Above is the ad Sound Transit doesn't want you to see, an ad so controversial apparently, that the transit agency would rather fight an expensive lawsuit than give the labor-backed organization Working Washington the $6,300 worth of ad space it paid for on light rail cars. Or something.
Rejecting an ad that merely calls for "good jobs"? Silly, isn't it? King County Council member Larry Phillips seems to think so, enough at least to prompt him to write a letter (after the jump) to Sound Transit CEO Joni Earl, questioning the decision. As Phillips points out, Sound Transit has accepted prior Working Washington ads, and this one violates none of the agency's restrictions on "political advertising."
For its part Working Washington stands by both the ad and its lawsuit.
I was contacted by organizations affiliated with Working Washington regarding a recent decision by the Sound Transit administration to reject an advertisement scheduled to run on Link light rail trains this month.
It is unclear why the proposed advertisement, which reads “Let’s make all airport jobs good jobs,” was rejected by the agency. I understand that Sound Transit’s advertising policy stipulates “maintaining a position of neutrality on political, religious, and controversial matters.” I have reviewed the policy, which contains a list of specific types advertising that is prohibited on or at Sound Transit facilities, and the Working Washington advertisement does not appear to fall into any of the prohibited categories. The closest category appears to be “political” advertising, which prohibits advertising for:
· candidates for office;
· political party;
· any proposition, referendum, proposed or existing laws, or ballot measures.

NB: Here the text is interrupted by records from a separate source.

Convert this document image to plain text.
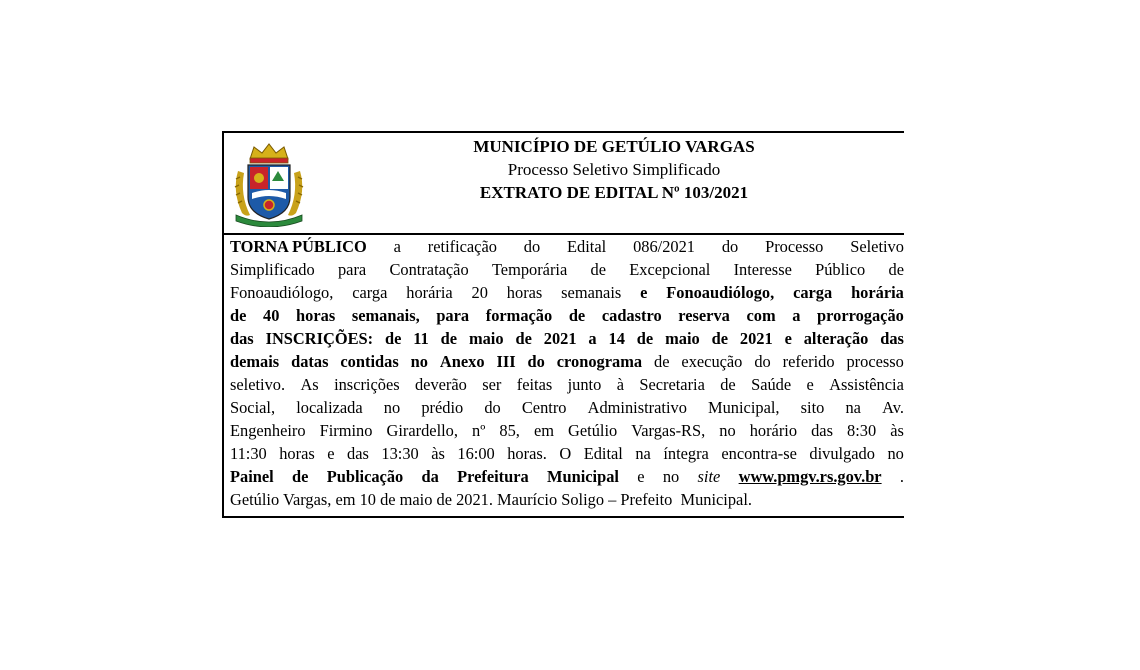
MUNICÍPIO DE GETÚLIO VARGAS
Processo Seletivo Simplificado
EXTRATO DE EDITAL Nº 103/2021
TORNA PÚBLICO a retificação do Edital 086/2021 do Processo Seletivo
Simplificado para Contratação Temporária de Excepcional Interesse Público de
Fonoaudiólogo, carga horária 20 horas semanais e Fonoaudiólogo, carga horária
de 40 horas semanais, para formação de cadastro reserva com a prorrogação
das INSCRIÇÕES: de 11 de maio de 2021 a 14 de maio de 2021 e alteração das
demais datas contidas no Anexo III do cronograma de execução do referido processo
seletivo. As inscrições deverão ser feitas junto à Secretaria de Saúde e Assistência
Social, localizada no prédio do Centro Administrativo Municipal, sito na Av.
Engenheiro Firmino Girardello, nº 85, em Getúlio Vargas-RS, no horário das 8:30 às
11:30 horas e das 13:30 às 16:00 horas. O Edital na íntegra encontra-se divulgado no
Painel de Publicação da Prefeitura Municipal e no site www.pmgv.rs.gov.br .
Getúlio Vargas, em 10 de maio de 2021. Maurício Soligo – Prefeito  Municipal.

A statement of support for “good jobs,” or even the implied support of unionization efforts, does not appear to fit Sound Transit’s definition of “political advertising” or any other type of prohibited advertising.
Further, concerns were raised by these organizations about Sound Transit’s inconsistent application of the agency’s advertising policy over time; Sound Transit has accepted similar ads from Working Washington in the past.
I support workers’ collective bargaining rights and respect the role of unions which ensure that men and women who work hard in our community have access to medical benefits, living wage jobs, safe workplaces, and other worker protections. I also support Sound Transit’s need to establish and consistently apply policies that ensure safe and comfortable service for riders. In this case, these two goals do not seem incompatible.
I request further information about the Sound Transit administration’s decision to reject Working Washington’s proposed advertisement. I would appreciate your response at your earliest convenience. Thank you in advance for your attention to this matter.